Quem sou eu

Minha foto
No blogue escrevo meus próprios textos (contos, crônicas, poemas, prosa poética) e também sobre os mais variados assuntos: literatura, cinema, viagens, gastronomia, amenidades, humanidades, música. Tudo que me toca. E que possa tocar os leitores.

domingo, 6 de novembro de 2011

Uma espécie de cura

Subo uma rampa longa e sinuosa, íngreme. Estou cansada. Mas tenho essa característica de ir até o fim em tudo que faço. Sigo em frente, não interrompo, quero chegar logo ao fim da missão. Tenho sede e meu corpo é todo uma dor de andarilho.
Depois de horas, no alto do percurso, encontro enfim o que procurava. O lugar é ali, e preciso me identificar. Me levam até ele, o oráculo, e me deixam a sós com ele. Não consigo ver seu rosto. Mas ele pode me ver toda, em detalhes. me sinto nua e transparente.
Pergunta o que quero ali, o que desejo saber. Depois de tanta caminhada e cansaço, sinto que perdi o foco e não sei mais o que gostaria de perguntar. Titubeio, errante, dou voltas em frases improvisadas para enganar mortais. Mas ele não se engana. Me interrompe: "Você está aqui com uma ferida aberta, é isso? Quer saber quando ela fechará. E quem será a boa alma que fará com carinho e delicadeza a sutura, para não lhe machucar ainda mais."
Cesso meu solilóquio improvisado para boi dormir. Apenas aceno com a cabeça: sim.
Ele então pega delicamente minhas mãos, diz que são mãos delicadas, mãos de quem tem o poder de curar os outros, mas que não pode curar a si mesmo, um Orfeu, é isso que sou. Uma ponta de tristeza lanha meu coração. Posso curar todos, exceto a mim. Depois, põe meu rosto entre suas mãos de outro mundo, observa longamente. "Seus olhos são olhos que vigiam o mundo e as pessoas. Nada lhe escapa. Por isso esta dor constante."
Fico pensando se ele me dirá o que vim para ouvir, e que ao longo do caminho havia me esquecido, tantos pensamentos haviam passado pela mente.
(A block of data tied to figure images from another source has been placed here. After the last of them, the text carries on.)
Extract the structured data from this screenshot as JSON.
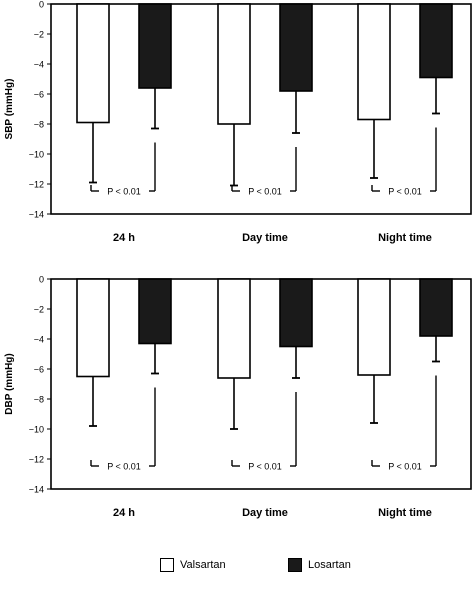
{
  "chart_data": [
    {
      "type": "bar",
      "ylabel": "SBP (mmHg)",
      "categories": [
        "24 h",
        "Day time",
        "Night time"
      ],
      "ylim": [
        -14,
        0
      ],
      "yticks": [
        "0",
        "−2",
        "−4",
        "−6",
        "−8",
        "−10",
        "−12",
        "−14"
      ],
      "series": [
        {
          "name": "Valsartan",
          "values": [
            -7.9,
            -8.0,
            -7.7
          ],
          "errors": [
            4.0,
            4.1,
            3.9
          ],
          "color": "#ffffff"
        },
        {
          "name": "Losartan",
          "values": [
            -5.6,
            -5.8,
            -4.9
          ],
          "errors": [
            2.7,
            2.8,
            2.4
          ],
          "color": "#1a1a1a"
        }
      ],
      "annotations": [
        "P < 0.01",
        "P < 0.01",
        "P < 0.01"
      ]
    },
    {
      "type": "bar",
      "ylabel": "DBP (mmHg)",
      "categories": [
        "24 h",
        "Day time",
        "Night time"
      ],
      "ylim": [
        -14,
        0
      ],
      "yticks": [
        "0",
        "−2",
        "−4",
        "−6",
        "−8",
        "−10",
        "−12",
        "−14"
      ],
      "series": [
        {
          "name": "Valsartan",
          "values": [
            -6.5,
            -6.6,
            -6.4
          ],
          "errors": [
            3.3,
            3.4,
            3.2
          ],
          "color": "#ffffff"
        },
        {
          "name": "Losartan",
          "values": [
            -4.3,
            -4.5,
            -3.8
          ],
          "errors": [
            2.0,
            2.1,
            1.7
          ],
          "color": "#1a1a1a"
        }
      ],
      "annotations": [
        "P < 0.01",
        "P < 0.01",
        "P < 0.01"
      ]
    }
  ],
  "legend": {
    "items": [
      {
        "label": "Valsartan",
        "color": "#ffffff"
      },
      {
        "label": "Losartan",
        "color": "#1a1a1a"
      }
    ]
  }
}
Ele adivinha meu pensamento:
"Sua ferida aberta, que às vezes ainda sangra, está próxima de encontrar seu cura. Sua força leonina, de Hércules, a manterá inteira até que ele chegue com o medicamento. A cura está próxima. Mas terá de pôr um altar ao deus Cronos, há de se ter paciência. É só o que o tempo lhe pede."
Afasta-se então de mim, como se estivesse cansado, como se algo o tivesse exaurido. Vieram me buscar. Minutos depois, eu estava descendo o caminho de volta.
Minha ferida já doía menos. O sangue parecia um pouco coagulado.
Um alívio na alma me tirara 10 quilos do corpo.
A volta seria mais rápida e menos cansativa.
No caminho, vi flores e verde e céu azul, coisas que não vira na ida. E fiquei pensando no altar em minha casa: Buda, Shiva, incensos nepaleses queimando, Koani, a Nossa Senhora do budismo tibetano, um sol nascente que ilumina atrás de Buda, tudo sobre seda verde que me foi presenteada recentemente. Ali, instalarei Cronos e o reverenciarei todos os dias, e que me dê paciência e coragem para enfrentar a minha espera.
A ferida estará aqui, ansiosa pela cura, já que, como um Orfeu, eu posso curar os outros, mas não a mim.